Drag the marker onto a colour in the image and move the slider around the circular control to saturate or fade out that colour throughout the image. Drag it to another colour and choose a different level. You can use this to make an image more vibrant or give it a muted effect. The Photos app is also far faster (and for now, at least, you can still get the Windows 8 version from the Windows Store).
But then there are apps that you have to wonder about Microsoft spending time on. Health & Fitness is a great dashboard for Microsoft's Health Vault service, but that continues to have few features outside the US. And Food & Drink is a nice demo of waving your hand in front of a webcam to scroll through pages when you have cake batter on your hands, but it's hard to see it competing with the dozens of other food apps on the market.

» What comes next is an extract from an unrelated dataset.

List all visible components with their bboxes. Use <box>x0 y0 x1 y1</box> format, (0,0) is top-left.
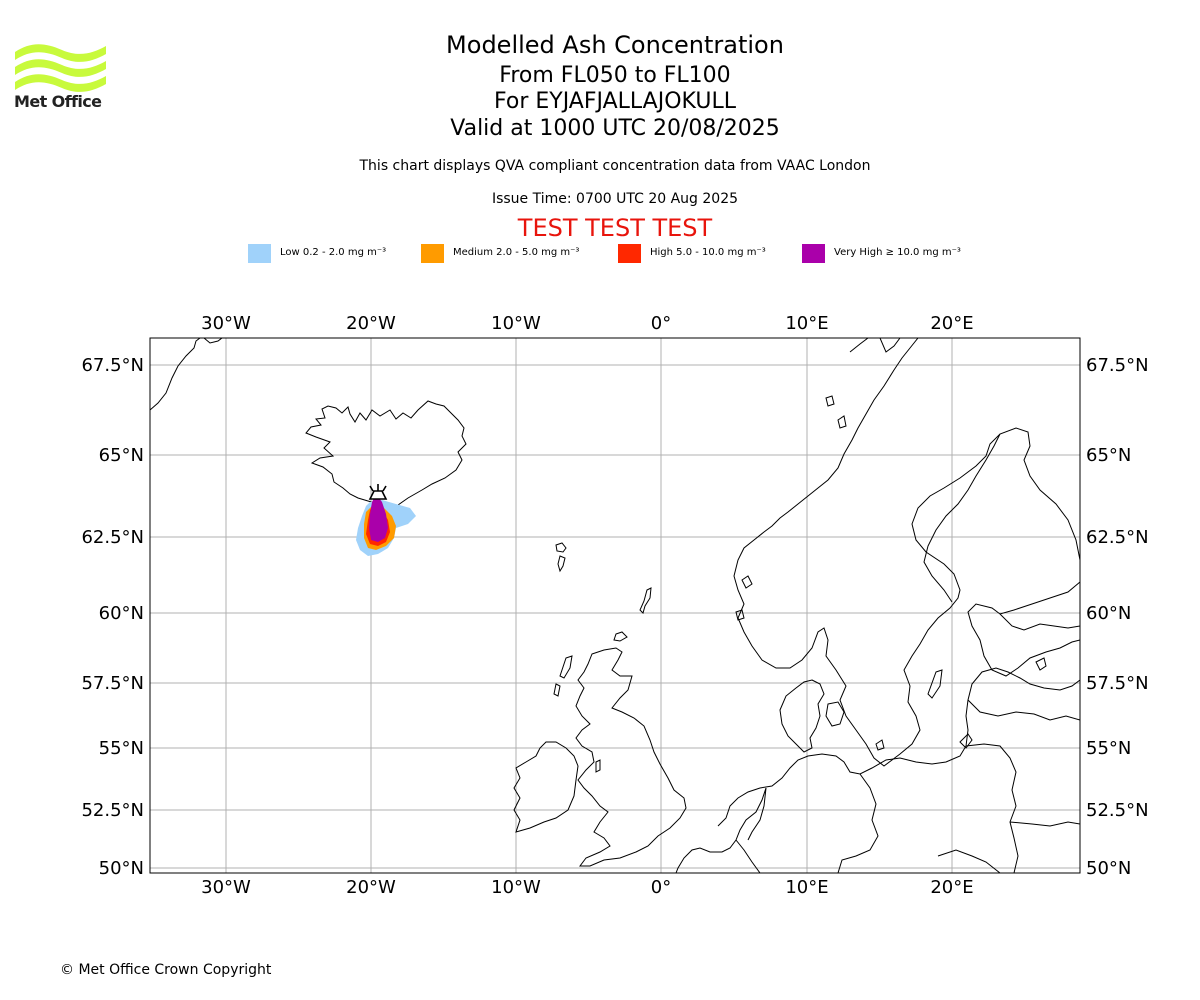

Windows 8.1 isn't a whole new operating system: it isn't the same leap as Windows 7 to 8. But it's more than a service pack as well. Built-in SkyDrive sync is very welcome - and transforms Windows RT 8.1 into a far more powerful system. Internet Explorer gets some significant improvements, on the desktop and in the modern version too.
Performance feels generally faster, even for simple things like zipping up files. The interface changes won't please everyone, especially if you liked the Windows 8 Start screen and don't feel you need for yet another Windows key on screen - or if you were hoping for the Windows 7 Start menu back.
Some things, like customising tiles on the Start screen, feel a little more long-winded until you get used to them. But generally the interface feels more consistent and easier to learn. We love the new on-screen keyboard where you can swipe up on the top row of keys to type letters. And the expanded PC Settings gives the mass of control panel options a clean, simple interface that Windows has needed for years.
If you use the Windows Store you aren't going to be able to avoid the prompts and promotions to try out the Windows 8.1 preview. We'll need to run it for longer to see if it's stable enough to recommend as your daily operating system (it's been rock solid so far). We might have hoped for more major new features, but in eight months Microsoft has delivered a sensible and welcome update to Windows 8.